ECDSA key fingerprint is e7:21:af:bf:2b:bf:c4:49:43:b8:dd:0b:aa:d3:81:a0.
Are you sure you want to continue connecting (yes/no)? yes
Warning: Permanently added '' (ECDSA) to the list of known hosts.
On Mon, Jun 8, 2015 at 11:10 AM David Koppstein <<>> wrote:

I noticed that my load balancer stopped working -- specifically, it has stopped deleting unnecessary nodes. It's been running fine for about three weeks.

I have a small T2 micro instance loadbalancing a cluster of M3.xlarge. The cluster is running Ubuntu 14.04 using the shared 14.0. AMI ami-38b99850.

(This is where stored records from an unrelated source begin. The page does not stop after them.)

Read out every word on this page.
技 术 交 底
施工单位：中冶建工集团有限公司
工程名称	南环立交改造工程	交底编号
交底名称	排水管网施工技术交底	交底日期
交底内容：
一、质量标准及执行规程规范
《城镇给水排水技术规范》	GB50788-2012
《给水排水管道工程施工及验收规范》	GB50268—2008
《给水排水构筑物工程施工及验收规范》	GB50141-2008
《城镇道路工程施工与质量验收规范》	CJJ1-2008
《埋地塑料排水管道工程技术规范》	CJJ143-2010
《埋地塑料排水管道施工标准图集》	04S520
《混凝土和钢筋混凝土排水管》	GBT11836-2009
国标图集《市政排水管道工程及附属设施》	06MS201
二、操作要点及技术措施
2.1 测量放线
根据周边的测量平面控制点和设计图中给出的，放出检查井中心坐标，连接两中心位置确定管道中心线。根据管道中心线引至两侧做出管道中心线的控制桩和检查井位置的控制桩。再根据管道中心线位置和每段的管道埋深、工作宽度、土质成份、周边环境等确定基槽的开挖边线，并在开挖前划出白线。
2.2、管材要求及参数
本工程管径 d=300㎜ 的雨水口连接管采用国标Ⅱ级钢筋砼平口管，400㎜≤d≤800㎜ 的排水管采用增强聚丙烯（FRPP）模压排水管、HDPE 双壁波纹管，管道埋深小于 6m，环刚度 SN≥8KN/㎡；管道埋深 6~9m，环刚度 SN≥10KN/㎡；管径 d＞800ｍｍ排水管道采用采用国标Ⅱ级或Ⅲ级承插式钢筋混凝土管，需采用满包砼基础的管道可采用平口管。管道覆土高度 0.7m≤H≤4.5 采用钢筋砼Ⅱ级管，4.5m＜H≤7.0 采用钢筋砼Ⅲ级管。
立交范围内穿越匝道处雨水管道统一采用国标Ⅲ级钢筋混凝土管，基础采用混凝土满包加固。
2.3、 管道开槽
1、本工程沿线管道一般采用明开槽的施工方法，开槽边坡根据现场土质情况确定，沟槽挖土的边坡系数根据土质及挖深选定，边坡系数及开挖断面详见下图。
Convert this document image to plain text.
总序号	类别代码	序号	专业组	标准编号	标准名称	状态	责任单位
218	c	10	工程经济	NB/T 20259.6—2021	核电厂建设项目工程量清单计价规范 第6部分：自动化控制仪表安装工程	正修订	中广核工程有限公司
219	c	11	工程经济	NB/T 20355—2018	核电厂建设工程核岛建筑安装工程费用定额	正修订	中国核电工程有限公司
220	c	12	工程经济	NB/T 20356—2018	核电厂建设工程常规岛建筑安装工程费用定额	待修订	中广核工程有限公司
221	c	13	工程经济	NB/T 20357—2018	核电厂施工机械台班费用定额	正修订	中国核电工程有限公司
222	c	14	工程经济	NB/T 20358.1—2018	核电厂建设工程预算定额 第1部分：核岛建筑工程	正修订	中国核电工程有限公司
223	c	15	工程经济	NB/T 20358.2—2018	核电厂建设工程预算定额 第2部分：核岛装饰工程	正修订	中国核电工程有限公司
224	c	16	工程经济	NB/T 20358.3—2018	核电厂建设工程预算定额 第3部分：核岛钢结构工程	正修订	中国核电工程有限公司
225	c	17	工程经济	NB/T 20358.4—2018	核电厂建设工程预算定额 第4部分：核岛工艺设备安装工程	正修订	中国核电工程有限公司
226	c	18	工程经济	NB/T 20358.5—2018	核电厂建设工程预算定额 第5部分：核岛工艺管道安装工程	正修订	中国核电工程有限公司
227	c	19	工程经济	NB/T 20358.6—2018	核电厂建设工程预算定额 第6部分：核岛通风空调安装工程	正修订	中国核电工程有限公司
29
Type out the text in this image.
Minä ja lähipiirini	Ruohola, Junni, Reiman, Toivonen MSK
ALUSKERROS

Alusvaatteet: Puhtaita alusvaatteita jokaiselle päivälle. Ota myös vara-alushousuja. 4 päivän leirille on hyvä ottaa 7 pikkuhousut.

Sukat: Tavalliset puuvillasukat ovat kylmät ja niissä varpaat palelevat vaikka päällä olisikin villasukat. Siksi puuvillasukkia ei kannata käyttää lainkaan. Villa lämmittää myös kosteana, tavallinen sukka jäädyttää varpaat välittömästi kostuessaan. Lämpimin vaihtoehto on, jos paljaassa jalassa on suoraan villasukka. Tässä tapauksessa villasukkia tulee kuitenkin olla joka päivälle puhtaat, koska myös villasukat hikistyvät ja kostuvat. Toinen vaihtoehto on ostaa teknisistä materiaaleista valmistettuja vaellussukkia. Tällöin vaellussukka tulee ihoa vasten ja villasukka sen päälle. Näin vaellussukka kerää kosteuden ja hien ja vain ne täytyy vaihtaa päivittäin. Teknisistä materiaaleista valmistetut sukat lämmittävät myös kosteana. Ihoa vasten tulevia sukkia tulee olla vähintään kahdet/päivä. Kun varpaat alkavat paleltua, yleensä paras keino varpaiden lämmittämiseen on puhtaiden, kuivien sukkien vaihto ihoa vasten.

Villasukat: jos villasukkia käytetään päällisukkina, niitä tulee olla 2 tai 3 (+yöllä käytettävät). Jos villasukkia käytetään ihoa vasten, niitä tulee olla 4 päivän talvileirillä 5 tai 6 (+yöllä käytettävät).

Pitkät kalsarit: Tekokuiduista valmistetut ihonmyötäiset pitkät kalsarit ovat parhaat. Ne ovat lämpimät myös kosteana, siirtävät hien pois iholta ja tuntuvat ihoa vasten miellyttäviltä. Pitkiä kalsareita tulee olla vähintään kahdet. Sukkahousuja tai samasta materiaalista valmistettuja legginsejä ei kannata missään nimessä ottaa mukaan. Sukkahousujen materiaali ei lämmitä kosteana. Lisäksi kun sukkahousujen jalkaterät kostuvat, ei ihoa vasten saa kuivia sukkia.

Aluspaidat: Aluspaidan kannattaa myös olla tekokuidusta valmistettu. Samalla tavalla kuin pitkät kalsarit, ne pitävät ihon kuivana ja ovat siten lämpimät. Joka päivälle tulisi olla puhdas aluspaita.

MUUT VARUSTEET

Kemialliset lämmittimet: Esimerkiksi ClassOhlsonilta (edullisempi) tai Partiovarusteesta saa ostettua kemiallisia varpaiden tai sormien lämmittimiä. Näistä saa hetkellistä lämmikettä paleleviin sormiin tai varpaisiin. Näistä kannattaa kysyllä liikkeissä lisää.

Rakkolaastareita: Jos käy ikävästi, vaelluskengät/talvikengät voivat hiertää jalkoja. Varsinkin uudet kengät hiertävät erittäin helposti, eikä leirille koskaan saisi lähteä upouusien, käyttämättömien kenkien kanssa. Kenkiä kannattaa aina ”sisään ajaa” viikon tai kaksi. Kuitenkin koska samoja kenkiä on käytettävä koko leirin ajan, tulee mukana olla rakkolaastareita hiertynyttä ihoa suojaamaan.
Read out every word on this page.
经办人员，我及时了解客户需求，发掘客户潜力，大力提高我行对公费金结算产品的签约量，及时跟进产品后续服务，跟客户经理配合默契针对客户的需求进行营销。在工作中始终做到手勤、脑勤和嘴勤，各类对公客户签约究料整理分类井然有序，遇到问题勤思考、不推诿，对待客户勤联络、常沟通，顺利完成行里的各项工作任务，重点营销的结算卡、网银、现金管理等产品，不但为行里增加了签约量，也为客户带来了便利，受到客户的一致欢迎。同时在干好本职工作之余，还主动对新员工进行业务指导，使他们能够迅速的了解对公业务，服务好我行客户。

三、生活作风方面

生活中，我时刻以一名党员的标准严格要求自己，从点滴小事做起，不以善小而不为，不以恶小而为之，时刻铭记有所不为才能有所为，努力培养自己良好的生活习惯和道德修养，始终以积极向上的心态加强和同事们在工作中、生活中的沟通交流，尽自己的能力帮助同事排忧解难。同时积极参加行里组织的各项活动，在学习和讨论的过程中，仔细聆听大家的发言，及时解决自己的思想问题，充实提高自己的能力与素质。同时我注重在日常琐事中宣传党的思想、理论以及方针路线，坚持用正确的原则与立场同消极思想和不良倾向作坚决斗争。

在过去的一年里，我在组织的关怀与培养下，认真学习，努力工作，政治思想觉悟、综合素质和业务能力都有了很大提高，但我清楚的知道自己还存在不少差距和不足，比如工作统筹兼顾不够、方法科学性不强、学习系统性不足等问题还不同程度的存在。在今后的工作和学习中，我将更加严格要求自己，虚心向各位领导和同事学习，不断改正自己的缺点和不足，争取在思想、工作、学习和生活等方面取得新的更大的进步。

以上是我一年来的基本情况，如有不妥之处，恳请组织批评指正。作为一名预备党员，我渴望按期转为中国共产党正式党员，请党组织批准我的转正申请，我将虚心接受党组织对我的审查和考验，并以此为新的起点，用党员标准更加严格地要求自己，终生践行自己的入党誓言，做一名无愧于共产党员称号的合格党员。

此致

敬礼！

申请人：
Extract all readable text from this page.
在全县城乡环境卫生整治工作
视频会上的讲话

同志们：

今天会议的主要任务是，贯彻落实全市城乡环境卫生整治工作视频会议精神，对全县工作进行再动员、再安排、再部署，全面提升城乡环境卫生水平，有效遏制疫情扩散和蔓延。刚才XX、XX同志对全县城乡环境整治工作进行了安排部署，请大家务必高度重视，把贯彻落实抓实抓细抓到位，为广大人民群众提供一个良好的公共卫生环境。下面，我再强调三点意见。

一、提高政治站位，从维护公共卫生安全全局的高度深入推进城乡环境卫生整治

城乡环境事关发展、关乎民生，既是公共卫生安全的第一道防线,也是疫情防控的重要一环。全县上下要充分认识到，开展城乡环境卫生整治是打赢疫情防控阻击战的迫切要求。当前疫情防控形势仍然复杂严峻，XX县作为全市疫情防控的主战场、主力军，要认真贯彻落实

The loadbalancer process is still running (started with nohup CMD &, where CMD is the loadbalancer command below):

ubuntu_at_ip-10-0-0-20:~$ ps -ef | grep load
ubuntu 11784 11730 0 15:04 pts/1 00:00:00 grep --color=auto load
ubuntu 19493 1 0 Apr26 ? 01:25:03 /opt/venv/python2_venv/bin/python /opt/venv/python2_venv/bin/starcluster -c /home/ubuntu/.starcluster/config loadbalance -n 1 -m 20 -w 300 dragon-1.3.0

Queue has been empty for several days.

dkoppstein_at_master:/dkoppstein/150521SG_v1.9_round2$<mailto:dkoppstein_at_master:/dkoppstein/150521SG_v1.9_round2$> qstat -u "*"

However, there are about 8 nodes that have been running over the weekend and are not being killed despite -n 1. If anyone has any guesses as to why the loadbalancer might stop working please let me know so I can prevent this from happening in the future.